Lucas’ films might not be very deep, but they’re rather complex and involving in a comic book kind of way. One of the pleasures of “Episode 1” is how it allows us to witness the foundations of the Star Wars myth. I enjoyed watching Anakin Skywalker as a kid under the wing of twentysomething Obi-Wan, knowing that he would eventually kill him. I liked seeing an uncompleted C-3P0 meet for the first time the droid who would become his lifelong companion, the already heroic R2-D2. And what about the Jedi Council, ruled by a healthier Yoda (still voiced by Frank Oz) and Mace Windu, who is nicely embodied by Samuel L. Jackson but doesn’t do much.
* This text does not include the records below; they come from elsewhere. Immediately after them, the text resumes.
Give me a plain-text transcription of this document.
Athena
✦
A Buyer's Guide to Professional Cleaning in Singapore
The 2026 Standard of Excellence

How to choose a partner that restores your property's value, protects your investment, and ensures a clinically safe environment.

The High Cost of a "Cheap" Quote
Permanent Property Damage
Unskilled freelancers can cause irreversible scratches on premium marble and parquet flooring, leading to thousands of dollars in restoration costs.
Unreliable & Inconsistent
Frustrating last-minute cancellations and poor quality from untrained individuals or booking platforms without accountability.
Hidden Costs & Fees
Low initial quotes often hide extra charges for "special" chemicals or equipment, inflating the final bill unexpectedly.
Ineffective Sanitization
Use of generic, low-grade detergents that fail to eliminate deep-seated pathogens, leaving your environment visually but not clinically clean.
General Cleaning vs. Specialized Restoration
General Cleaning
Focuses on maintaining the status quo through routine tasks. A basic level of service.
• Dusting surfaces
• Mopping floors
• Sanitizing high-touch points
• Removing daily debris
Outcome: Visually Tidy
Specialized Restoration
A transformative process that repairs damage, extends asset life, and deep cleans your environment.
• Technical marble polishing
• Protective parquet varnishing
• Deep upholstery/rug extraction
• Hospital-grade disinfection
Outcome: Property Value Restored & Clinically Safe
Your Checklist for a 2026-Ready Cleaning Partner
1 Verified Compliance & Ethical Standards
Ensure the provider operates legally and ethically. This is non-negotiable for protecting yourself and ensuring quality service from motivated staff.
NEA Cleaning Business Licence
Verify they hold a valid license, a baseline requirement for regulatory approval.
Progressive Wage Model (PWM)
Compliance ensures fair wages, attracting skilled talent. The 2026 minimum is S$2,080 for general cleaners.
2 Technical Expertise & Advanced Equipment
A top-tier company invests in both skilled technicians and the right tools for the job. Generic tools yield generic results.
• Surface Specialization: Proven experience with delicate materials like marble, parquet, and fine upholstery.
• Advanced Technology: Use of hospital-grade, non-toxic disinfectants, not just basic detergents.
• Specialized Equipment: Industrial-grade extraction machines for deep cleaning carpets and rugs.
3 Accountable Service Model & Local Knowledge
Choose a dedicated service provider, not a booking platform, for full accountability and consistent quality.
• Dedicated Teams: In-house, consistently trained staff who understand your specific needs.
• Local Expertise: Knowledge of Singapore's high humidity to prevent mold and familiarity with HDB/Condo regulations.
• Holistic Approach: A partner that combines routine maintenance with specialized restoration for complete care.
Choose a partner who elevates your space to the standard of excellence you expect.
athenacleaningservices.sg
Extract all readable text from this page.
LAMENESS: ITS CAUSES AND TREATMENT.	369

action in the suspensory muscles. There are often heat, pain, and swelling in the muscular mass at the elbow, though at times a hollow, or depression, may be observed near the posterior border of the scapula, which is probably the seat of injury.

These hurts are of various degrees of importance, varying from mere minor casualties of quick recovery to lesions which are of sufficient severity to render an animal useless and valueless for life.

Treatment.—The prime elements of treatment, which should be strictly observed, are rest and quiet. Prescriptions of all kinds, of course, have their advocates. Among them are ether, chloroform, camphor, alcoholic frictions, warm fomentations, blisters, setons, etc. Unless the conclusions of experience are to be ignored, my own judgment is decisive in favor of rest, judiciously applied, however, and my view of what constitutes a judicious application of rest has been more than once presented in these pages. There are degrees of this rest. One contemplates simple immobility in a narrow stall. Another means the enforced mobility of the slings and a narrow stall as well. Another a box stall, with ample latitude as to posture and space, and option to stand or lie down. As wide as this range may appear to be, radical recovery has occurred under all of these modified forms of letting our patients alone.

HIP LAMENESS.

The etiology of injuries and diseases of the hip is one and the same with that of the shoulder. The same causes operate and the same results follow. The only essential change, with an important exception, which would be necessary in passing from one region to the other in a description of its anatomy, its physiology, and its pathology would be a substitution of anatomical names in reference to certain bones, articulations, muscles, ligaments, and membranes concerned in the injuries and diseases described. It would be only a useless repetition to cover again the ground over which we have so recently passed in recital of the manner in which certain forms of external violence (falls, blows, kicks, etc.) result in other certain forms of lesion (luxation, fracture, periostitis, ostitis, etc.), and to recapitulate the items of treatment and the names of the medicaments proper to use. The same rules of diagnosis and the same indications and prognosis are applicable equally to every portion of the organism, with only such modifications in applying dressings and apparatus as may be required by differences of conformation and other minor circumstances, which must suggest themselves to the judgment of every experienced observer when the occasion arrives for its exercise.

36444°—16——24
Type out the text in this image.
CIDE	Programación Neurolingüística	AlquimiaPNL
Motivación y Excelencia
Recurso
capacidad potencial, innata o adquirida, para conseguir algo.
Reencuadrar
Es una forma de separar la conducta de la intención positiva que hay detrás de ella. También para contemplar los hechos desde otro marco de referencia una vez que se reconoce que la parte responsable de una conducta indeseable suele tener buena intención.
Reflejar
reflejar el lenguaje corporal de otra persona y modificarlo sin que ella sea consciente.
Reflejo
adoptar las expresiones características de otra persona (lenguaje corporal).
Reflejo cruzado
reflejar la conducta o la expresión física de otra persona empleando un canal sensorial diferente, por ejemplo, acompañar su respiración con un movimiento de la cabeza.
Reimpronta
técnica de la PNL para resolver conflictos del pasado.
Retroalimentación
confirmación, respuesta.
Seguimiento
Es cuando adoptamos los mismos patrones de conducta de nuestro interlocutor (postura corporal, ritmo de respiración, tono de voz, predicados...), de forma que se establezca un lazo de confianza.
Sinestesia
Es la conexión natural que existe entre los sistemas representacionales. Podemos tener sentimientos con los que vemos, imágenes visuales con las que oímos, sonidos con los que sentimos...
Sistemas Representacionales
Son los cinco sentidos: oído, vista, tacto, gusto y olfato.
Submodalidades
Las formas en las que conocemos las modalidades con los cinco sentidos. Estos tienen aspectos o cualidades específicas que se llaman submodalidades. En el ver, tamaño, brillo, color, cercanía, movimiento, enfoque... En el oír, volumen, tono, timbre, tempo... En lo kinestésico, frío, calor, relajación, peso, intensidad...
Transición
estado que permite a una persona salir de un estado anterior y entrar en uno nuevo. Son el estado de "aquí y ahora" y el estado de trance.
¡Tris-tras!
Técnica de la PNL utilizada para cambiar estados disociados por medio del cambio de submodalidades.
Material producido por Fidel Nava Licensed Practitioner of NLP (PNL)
This all leads to the grandiose finale, as four groups of people are caught in climactic confrontations at the same time. Jar Jar and his peers war against countless combat droids, while Anakin and a fleet of space pilots attack the Trade Federation’s command ship, and Queen Amidala and her guards regain control of the royal palace. And finally there’s the three-way lightsaber fight between Obi-Wan, Qui-Gon and Darth Maul, the coolest character since Darth Vader. There’s already a cult around the Sith hitman, who turned on geeks everywhere with his devilish make-up, his double lightsaber and actor Ray Parks‘ martial arts chops. Some will obviously be disappointed to see that Darth Maul has very little screen time. Personally, I think it’s for the best: since he remains mysterious for most of the film, that makes his apocalyptic showdown with the Jedis even more of a blast.
I really don’t understand why most of the early reviews were negative. Maybe some people were expecting too much and felt they had been let down. I was just looking forward to more great visuals and fun creatures, and I got well enough for my money (I actually went to see the movie twice on opening day).